# Baymax's first birthday!! 10-24



## milaneechan (Dec 29, 2015)

Today is Baymax's first birthday! I love this boy with all my heart, and even though he has been one of the most difficult dogs I've ever had, I wouldn't trade him for the world. He is a confident and outgoing pup, and he has endless energy! He loves other dogs and most people, and he loves aggressively :grin2: 

I'm looking forward to all the years we have ahead of us. Happy birthday, my sweet boy! 

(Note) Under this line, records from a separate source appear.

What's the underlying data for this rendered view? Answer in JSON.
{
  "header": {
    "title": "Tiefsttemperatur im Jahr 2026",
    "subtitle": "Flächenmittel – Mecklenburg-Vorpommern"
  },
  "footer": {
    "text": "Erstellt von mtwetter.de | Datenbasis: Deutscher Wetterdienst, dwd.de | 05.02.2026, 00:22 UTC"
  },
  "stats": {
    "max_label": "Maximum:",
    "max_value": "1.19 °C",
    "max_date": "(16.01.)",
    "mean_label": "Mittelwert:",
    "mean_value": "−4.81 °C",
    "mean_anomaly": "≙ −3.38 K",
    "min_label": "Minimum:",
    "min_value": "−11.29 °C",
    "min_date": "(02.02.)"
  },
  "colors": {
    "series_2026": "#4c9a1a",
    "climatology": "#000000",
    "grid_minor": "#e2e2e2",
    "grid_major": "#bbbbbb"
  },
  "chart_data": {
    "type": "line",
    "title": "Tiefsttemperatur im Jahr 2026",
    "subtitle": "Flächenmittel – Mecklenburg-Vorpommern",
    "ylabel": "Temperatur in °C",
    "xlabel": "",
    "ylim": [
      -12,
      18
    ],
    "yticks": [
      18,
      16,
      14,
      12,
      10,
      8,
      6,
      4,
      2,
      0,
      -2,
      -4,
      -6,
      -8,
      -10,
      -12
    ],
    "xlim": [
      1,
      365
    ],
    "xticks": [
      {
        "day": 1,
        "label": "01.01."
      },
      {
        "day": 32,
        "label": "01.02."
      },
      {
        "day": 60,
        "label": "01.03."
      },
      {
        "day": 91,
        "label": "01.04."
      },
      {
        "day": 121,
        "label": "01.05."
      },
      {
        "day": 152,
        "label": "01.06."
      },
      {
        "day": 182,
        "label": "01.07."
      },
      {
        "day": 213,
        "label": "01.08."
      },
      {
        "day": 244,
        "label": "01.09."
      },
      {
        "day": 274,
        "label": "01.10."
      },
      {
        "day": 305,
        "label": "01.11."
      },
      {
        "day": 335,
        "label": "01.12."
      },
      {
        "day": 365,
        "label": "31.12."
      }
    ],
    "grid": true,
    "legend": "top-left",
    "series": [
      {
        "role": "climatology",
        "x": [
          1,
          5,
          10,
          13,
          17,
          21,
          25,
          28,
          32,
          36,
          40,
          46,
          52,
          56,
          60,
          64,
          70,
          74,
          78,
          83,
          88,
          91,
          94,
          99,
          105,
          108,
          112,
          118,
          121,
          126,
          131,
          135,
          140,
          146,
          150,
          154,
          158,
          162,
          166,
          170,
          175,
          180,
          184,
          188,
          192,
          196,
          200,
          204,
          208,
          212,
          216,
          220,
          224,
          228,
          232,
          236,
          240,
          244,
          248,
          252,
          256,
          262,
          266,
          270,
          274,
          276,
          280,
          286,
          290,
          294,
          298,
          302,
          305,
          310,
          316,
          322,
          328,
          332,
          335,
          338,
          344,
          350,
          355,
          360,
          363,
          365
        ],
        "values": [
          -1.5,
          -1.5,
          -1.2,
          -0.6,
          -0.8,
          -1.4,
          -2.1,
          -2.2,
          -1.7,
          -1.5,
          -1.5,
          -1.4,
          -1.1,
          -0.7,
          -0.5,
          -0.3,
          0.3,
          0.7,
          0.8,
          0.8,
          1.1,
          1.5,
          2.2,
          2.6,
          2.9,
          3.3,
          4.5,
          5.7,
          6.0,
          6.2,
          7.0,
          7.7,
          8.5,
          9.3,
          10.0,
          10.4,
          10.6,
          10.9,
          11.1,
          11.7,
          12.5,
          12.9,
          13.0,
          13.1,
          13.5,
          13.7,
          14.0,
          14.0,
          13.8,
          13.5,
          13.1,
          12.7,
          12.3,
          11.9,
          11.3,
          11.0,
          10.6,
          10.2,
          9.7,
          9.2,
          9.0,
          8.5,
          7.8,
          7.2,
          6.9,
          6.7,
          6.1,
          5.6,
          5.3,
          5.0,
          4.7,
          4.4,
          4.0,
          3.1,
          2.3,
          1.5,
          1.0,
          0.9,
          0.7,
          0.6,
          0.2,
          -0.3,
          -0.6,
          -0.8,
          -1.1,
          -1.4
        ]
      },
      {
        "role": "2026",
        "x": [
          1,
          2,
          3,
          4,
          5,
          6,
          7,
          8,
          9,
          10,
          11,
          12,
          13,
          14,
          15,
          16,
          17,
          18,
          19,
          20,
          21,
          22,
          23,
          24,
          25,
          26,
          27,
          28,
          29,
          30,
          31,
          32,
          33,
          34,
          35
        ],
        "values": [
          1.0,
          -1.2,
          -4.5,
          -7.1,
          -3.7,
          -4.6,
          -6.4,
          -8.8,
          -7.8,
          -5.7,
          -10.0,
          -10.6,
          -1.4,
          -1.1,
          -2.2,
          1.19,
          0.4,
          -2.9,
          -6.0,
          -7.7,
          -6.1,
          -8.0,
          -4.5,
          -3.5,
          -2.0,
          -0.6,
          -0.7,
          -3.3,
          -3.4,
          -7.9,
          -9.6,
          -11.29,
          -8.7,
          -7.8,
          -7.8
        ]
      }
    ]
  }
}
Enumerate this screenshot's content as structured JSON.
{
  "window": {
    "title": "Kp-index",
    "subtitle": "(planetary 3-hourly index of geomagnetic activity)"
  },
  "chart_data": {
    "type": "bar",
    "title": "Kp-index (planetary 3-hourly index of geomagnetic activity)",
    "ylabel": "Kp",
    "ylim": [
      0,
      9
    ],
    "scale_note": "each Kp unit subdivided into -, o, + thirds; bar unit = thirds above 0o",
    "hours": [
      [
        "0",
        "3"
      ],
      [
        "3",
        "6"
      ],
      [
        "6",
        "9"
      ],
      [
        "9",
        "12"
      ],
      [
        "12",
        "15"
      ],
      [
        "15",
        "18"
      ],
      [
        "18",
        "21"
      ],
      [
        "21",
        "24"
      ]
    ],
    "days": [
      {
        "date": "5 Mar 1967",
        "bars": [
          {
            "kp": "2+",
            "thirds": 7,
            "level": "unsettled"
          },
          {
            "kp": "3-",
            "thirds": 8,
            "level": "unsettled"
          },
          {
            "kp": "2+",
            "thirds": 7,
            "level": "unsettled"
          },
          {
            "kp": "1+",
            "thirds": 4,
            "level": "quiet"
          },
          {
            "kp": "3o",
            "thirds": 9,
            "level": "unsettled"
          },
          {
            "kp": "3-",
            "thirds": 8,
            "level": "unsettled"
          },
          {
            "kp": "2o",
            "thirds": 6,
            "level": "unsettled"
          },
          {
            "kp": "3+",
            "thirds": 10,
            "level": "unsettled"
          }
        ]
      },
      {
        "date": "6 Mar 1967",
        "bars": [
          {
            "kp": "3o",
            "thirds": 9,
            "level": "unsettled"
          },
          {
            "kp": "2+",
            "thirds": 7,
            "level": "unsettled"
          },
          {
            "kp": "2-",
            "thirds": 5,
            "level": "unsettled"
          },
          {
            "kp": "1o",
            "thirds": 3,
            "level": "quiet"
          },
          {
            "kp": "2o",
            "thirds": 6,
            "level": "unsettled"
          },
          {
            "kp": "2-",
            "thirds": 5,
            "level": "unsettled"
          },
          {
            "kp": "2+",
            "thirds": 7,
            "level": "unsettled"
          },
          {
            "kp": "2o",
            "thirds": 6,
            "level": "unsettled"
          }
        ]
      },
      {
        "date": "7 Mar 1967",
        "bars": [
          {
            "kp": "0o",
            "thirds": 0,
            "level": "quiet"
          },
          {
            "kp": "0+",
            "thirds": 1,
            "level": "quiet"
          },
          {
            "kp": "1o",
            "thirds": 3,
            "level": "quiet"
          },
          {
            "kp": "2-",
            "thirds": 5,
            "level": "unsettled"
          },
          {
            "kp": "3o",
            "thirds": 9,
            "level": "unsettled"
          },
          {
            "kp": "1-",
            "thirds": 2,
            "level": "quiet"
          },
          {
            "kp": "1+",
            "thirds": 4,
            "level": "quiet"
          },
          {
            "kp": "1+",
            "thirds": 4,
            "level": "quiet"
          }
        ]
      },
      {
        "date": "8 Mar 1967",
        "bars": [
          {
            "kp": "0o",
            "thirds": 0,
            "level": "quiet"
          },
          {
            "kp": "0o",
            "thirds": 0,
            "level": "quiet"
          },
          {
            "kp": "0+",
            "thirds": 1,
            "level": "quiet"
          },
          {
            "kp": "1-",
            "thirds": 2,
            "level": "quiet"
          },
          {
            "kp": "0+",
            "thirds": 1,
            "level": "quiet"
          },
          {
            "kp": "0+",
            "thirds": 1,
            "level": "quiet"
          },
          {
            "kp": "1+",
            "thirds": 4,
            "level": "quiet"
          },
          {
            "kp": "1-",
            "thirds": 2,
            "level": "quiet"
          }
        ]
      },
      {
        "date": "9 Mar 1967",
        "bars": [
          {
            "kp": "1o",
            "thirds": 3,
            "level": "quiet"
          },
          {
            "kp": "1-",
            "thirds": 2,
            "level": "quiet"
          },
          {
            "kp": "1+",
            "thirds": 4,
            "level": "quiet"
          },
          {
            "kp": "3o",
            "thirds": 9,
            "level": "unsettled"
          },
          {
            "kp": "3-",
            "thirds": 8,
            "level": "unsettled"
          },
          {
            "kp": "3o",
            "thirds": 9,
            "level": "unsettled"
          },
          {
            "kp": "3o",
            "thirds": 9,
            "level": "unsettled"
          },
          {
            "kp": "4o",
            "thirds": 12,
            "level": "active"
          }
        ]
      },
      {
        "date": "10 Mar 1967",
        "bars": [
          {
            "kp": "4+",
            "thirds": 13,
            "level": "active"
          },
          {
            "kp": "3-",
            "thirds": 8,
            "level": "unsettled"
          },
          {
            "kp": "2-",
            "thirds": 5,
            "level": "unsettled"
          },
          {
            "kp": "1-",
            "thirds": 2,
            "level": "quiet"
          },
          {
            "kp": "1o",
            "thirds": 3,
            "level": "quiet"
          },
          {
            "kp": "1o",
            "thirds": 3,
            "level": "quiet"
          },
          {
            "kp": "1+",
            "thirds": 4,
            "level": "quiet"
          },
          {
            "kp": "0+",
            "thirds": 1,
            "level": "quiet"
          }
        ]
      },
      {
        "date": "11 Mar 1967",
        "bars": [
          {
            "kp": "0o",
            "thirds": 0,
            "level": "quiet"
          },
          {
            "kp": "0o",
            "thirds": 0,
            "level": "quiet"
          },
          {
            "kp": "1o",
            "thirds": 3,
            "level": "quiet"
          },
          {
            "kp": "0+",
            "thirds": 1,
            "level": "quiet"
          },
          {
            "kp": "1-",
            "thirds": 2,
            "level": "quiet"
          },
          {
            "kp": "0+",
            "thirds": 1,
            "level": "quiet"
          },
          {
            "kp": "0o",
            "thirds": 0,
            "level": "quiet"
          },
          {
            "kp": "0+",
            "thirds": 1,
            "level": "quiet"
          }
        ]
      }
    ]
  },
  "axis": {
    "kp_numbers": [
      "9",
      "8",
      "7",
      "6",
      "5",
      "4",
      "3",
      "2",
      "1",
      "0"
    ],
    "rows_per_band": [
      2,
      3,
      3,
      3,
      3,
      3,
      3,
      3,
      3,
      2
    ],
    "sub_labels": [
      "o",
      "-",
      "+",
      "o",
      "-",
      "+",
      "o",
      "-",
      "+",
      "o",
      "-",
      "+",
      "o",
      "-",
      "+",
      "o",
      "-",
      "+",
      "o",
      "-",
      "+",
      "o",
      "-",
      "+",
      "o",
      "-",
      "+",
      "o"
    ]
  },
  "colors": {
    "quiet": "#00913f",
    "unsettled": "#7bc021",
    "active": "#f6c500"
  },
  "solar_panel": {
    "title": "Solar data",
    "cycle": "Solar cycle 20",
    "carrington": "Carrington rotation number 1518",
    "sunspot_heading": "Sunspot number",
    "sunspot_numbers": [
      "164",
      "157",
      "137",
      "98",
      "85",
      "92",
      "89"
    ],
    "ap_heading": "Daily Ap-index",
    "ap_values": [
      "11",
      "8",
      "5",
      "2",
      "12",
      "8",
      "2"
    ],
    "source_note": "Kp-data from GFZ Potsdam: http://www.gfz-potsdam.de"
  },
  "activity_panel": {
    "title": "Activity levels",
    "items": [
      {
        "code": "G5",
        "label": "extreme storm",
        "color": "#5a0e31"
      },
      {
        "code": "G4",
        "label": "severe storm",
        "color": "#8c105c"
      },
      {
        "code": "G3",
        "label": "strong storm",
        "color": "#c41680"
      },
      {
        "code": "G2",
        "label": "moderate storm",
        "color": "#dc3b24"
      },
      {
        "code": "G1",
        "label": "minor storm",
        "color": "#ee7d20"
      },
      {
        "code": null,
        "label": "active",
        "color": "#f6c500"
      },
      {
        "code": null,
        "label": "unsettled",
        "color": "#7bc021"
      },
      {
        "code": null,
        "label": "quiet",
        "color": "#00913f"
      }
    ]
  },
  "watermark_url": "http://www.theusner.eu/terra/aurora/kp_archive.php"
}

*yes, I did have a birthday party for him xD


----------



## Loneforce (Feb 12, 2012)

Happy Birthday Baymax!


----------



## kelbonc (Aug 25, 2014)

:birthday:

Happy 1st Birthday Baymax!! So handsome in your birthday hat!! Looks like you partied in style!!


----------



## RZZNSTR (Jan 24, 2015)

Happy Birthday Baymax!


----------



## Deb (Nov 20, 2010)

Happy Birthday, Baymax!


----------



## Jenny720 (Nov 21, 2014)

Happy 1st Birthday Baymax! Such s Handsome boy and a great smile-looks like he is having a blast!


----------



## Daisy&Lucky's Mom (Apr 24, 2011)

Happy1st Birthday Baymax! you sure are a handsome pupper. Enjoy!


----------



## JessicaR (Oct 25, 2016)

What a cutie! BTW I love his name!


----------



## milaneechan (Dec 29, 2015)

Thanks everyone! He had a good time, and enjoyed his friends and pupcakes!


----------